Rickets warning from doctors as vitamin D deficiency widens.

Written by Changing Habits

January 23, 2010

Vitamin D deficiency is rising, perhaps we need more sun.  Read how 20 minutes a day can give you much more the the RDI.

 

Cyndi O’Meara

 

Computer-obsessed children who spend too long indoors and over-anxious parents who slap on excessive sunscreen are contributing to a sharp rise in cases of the bone disease rickets, doctors are warning.

 

Vitamin D deficiency, which causes the condition, could be rectified by adding supplements to milk and other food, a research team at Newcastle University suggests.

 

There are several hundred cases of the preventable condition among children in the UK every year, according to a clinical review paper in the British Medical Journal by Professor Simon Pearce and Dr Tim Cheetham.

 

“More than 50% of the adult population [in the UK] have insufficient levels of vitamin D and 16% have severe deficiency during winter and spring,” they say. “The highest rates are in Scotland, Northern Ireland and northern England. People with pigmented skin are at high risk as are the elderly, obese individuals and those with malabsorption.”

 

Most vitamin D is synthesised in the body by absorption of sunlight.

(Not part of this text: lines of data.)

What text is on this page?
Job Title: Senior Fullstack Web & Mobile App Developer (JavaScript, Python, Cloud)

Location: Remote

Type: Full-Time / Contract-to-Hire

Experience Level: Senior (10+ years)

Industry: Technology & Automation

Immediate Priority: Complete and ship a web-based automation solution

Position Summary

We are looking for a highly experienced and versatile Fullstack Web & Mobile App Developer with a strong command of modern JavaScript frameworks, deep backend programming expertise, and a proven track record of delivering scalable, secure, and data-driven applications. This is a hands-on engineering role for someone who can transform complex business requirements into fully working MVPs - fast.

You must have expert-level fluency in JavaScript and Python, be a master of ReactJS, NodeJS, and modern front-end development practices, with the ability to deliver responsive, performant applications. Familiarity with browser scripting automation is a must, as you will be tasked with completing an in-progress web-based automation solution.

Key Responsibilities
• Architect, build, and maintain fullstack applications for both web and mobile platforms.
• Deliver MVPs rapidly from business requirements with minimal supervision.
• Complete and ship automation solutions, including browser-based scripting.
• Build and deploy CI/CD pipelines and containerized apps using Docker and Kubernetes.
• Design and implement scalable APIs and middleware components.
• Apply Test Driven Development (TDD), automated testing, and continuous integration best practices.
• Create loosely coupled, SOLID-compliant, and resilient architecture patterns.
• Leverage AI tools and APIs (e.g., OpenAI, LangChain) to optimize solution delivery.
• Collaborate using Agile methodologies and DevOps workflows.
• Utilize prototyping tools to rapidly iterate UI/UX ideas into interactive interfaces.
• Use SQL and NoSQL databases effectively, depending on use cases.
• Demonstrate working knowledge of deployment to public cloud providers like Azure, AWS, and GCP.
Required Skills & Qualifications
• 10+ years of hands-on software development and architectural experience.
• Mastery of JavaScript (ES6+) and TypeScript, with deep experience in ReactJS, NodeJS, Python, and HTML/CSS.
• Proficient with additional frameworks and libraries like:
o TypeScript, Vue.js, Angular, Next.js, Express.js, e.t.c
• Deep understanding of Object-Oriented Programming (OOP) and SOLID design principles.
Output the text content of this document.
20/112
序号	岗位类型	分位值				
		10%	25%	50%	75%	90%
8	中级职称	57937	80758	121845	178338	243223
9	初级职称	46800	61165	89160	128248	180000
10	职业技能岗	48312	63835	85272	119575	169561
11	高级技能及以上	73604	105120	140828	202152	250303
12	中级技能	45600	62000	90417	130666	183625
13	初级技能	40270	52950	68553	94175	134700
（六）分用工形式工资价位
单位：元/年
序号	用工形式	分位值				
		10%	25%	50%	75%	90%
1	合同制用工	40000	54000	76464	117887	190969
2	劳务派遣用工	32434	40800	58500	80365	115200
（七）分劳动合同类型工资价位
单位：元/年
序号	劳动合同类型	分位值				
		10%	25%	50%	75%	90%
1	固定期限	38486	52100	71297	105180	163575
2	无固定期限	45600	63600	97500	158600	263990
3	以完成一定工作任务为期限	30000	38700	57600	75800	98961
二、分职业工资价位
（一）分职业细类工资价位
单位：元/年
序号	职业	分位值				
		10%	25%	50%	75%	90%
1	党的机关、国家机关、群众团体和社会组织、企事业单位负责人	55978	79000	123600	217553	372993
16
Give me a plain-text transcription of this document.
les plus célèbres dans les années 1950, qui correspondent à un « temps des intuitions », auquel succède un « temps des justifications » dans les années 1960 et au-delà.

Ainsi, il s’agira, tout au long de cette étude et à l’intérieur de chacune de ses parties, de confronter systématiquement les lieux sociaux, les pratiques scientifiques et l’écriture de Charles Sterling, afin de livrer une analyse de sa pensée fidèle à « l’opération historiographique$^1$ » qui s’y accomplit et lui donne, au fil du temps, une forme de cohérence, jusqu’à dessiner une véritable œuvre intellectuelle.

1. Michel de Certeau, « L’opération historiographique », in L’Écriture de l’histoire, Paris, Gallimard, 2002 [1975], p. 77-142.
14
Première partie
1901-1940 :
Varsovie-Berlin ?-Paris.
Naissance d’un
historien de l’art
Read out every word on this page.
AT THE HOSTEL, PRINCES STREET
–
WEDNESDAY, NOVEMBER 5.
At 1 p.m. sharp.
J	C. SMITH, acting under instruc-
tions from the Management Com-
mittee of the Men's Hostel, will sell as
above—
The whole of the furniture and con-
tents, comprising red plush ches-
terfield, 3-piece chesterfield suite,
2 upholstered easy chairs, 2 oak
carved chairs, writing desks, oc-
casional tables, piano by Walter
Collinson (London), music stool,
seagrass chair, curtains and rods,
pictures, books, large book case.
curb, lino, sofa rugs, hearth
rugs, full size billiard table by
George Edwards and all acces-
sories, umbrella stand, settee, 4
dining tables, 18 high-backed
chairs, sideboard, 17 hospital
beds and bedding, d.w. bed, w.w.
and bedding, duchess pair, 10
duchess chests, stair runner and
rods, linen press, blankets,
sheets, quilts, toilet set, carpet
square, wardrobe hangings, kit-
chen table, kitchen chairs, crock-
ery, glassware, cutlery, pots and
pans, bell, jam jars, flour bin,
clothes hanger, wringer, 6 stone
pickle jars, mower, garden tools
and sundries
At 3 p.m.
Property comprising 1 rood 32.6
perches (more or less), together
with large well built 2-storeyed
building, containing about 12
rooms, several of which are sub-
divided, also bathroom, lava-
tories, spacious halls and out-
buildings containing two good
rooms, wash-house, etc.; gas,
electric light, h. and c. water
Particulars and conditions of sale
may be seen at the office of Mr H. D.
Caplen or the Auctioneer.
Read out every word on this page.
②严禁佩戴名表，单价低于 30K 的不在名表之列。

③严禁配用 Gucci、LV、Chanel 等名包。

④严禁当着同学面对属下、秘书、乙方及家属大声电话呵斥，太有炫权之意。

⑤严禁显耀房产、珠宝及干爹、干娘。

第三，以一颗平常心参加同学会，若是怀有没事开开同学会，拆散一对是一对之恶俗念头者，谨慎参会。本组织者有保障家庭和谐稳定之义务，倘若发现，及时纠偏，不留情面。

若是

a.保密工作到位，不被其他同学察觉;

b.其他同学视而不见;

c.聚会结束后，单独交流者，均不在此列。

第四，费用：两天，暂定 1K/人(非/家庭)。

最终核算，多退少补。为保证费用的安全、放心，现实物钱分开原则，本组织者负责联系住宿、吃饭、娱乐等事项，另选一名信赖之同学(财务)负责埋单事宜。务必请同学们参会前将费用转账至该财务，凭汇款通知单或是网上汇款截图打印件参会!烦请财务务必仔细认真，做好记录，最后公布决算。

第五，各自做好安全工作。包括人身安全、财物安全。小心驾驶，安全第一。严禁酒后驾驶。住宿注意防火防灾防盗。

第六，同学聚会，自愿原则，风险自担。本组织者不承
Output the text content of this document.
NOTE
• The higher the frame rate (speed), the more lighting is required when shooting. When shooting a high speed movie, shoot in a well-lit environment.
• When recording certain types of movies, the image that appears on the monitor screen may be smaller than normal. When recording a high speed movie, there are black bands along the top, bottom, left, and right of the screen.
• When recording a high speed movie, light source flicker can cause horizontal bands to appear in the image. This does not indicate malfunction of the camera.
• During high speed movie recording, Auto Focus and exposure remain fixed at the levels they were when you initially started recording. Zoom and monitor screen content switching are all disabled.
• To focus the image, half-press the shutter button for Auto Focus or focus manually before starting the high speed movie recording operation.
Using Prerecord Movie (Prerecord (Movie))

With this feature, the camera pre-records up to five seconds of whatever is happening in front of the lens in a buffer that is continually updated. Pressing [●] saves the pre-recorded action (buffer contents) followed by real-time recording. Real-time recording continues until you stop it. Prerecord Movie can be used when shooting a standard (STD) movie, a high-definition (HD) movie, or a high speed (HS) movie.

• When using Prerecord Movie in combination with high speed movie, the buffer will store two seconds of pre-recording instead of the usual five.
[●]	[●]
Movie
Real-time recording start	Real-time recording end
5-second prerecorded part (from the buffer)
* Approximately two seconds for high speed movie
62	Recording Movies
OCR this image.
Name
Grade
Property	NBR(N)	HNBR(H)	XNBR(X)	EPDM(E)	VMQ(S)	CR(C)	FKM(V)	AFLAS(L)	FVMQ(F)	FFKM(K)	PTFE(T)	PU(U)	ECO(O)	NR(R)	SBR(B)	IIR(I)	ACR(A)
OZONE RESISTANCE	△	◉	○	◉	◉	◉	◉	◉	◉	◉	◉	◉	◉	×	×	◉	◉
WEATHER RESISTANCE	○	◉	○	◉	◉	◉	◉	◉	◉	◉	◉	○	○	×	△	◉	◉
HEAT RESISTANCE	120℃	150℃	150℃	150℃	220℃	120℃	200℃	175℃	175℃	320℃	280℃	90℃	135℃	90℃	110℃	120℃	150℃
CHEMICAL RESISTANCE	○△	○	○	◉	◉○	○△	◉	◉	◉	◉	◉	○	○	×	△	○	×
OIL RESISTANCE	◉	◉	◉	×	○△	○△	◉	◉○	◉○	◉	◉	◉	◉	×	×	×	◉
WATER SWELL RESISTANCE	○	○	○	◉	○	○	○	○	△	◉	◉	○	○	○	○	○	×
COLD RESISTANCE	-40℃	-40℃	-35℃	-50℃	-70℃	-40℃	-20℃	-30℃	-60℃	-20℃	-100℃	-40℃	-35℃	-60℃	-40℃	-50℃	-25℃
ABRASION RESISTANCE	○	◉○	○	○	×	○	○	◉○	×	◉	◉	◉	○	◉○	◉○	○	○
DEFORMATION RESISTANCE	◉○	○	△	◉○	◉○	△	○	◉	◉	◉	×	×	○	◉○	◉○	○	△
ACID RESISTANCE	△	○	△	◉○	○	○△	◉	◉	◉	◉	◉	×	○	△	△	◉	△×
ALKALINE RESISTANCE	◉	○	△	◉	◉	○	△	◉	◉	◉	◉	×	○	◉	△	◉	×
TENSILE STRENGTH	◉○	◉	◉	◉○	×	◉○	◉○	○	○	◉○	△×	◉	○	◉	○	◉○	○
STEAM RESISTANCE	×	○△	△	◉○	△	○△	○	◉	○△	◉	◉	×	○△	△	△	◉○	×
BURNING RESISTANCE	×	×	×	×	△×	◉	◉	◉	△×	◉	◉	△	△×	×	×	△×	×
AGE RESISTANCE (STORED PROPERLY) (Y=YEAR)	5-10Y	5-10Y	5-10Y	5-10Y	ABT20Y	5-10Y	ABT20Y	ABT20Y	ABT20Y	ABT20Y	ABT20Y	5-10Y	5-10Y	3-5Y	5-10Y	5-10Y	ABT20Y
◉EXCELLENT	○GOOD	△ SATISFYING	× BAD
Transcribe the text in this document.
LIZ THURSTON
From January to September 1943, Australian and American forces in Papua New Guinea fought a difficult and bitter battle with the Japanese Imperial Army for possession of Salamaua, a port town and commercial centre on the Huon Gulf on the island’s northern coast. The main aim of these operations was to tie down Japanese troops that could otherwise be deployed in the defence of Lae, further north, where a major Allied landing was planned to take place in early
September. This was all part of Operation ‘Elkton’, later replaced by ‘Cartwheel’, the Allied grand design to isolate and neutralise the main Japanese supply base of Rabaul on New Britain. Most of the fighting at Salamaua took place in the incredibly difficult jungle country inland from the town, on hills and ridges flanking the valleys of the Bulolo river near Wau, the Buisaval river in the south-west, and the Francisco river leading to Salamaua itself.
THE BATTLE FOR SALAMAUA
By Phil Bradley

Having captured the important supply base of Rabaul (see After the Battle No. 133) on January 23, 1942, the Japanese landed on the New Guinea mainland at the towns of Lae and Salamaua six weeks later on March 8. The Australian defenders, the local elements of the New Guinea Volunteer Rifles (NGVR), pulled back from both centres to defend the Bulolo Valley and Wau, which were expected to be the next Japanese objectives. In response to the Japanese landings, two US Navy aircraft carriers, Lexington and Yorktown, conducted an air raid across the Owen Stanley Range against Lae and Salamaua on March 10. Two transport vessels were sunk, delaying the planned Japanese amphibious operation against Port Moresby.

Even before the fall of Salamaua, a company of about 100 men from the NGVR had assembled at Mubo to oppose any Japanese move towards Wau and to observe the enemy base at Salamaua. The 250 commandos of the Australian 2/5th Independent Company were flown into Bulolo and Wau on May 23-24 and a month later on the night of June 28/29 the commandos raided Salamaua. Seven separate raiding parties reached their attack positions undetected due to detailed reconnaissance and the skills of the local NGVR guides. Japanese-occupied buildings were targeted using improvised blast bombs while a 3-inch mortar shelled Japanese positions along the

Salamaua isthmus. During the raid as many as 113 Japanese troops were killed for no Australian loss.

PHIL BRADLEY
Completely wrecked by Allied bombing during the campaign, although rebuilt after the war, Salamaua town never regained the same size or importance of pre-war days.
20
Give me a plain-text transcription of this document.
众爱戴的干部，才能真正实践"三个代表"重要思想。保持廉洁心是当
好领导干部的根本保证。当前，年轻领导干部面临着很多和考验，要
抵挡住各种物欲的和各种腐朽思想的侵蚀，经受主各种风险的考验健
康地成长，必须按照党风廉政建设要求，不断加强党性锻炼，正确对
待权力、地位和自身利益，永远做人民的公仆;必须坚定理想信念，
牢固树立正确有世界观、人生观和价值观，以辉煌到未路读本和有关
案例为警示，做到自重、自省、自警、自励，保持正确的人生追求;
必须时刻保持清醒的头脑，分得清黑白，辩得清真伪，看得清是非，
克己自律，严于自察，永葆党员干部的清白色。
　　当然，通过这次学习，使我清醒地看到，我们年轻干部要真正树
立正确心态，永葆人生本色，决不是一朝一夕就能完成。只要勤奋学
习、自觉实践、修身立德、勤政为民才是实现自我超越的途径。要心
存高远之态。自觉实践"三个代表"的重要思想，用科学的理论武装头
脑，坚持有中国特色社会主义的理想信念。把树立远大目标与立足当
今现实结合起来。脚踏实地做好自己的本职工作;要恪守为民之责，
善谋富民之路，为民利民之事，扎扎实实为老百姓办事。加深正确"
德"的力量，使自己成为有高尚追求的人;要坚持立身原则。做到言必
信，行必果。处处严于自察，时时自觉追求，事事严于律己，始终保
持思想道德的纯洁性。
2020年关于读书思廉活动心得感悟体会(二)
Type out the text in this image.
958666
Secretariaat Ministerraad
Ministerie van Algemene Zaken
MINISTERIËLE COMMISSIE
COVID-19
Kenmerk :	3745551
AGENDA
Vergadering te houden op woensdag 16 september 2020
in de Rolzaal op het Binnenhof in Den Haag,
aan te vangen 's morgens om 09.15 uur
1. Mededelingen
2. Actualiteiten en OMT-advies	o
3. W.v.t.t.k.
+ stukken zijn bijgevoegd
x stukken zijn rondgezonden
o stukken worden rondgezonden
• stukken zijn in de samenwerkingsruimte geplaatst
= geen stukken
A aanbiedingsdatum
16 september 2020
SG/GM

Some comes from foods such as fish oil. People with darker skins need more sunlight to top up their vitamin D levels.

 

One of the main reasons for the reappearance of rickets – once considered a disease of the industrial poor in 19th-century cities – is the changing ethnic makeup of the population, Pearce explained.

 

The most commonly affected are people of Asian or African descent who live in northern cities. He has examined cases among young Somali speakers who live in east Newcastle. But changing lifestyles are also contributing to lowering vitamin D levels in the general population.

 

“Some people are taking the safe sun message too far,” Pearce said. “It’s good to have 20 to 30 minutes of exposure to the sun two to three times a week, after which you can put on a hat or sunscreen.

 

“Vitamin D levels in parts of the population are precarious. The average worker nowadays is in a call centre, not out in the field. People tend to stay at home rather than going outside to kick a ball around. They stay at home on computer games.”

 

Pearce has written to the Department of Health proposing that vitamin D is added to milk. It is already added as a supplement to artificial baby milk. He has also asked the Royal College of Paediatrics to record cases of rickets but said figures were not being collected.

 

“A more robust approach to statutory food supplementation with vitamin D (for example in milk) is needed in the UK,” the paper concludes.

 

Meanwhile, figures obtained by the Tories show the number of patients leaving hospital with malnutrition has hit record levels in the last year. Those affected are primarily elderly people. The NHS figures show that last year 175,000 people were malnourished on entry to hospital but nearly 185,500 were in a similar condition on discharge, meaning more than 10,000 patients were more malnourished after medical treatment.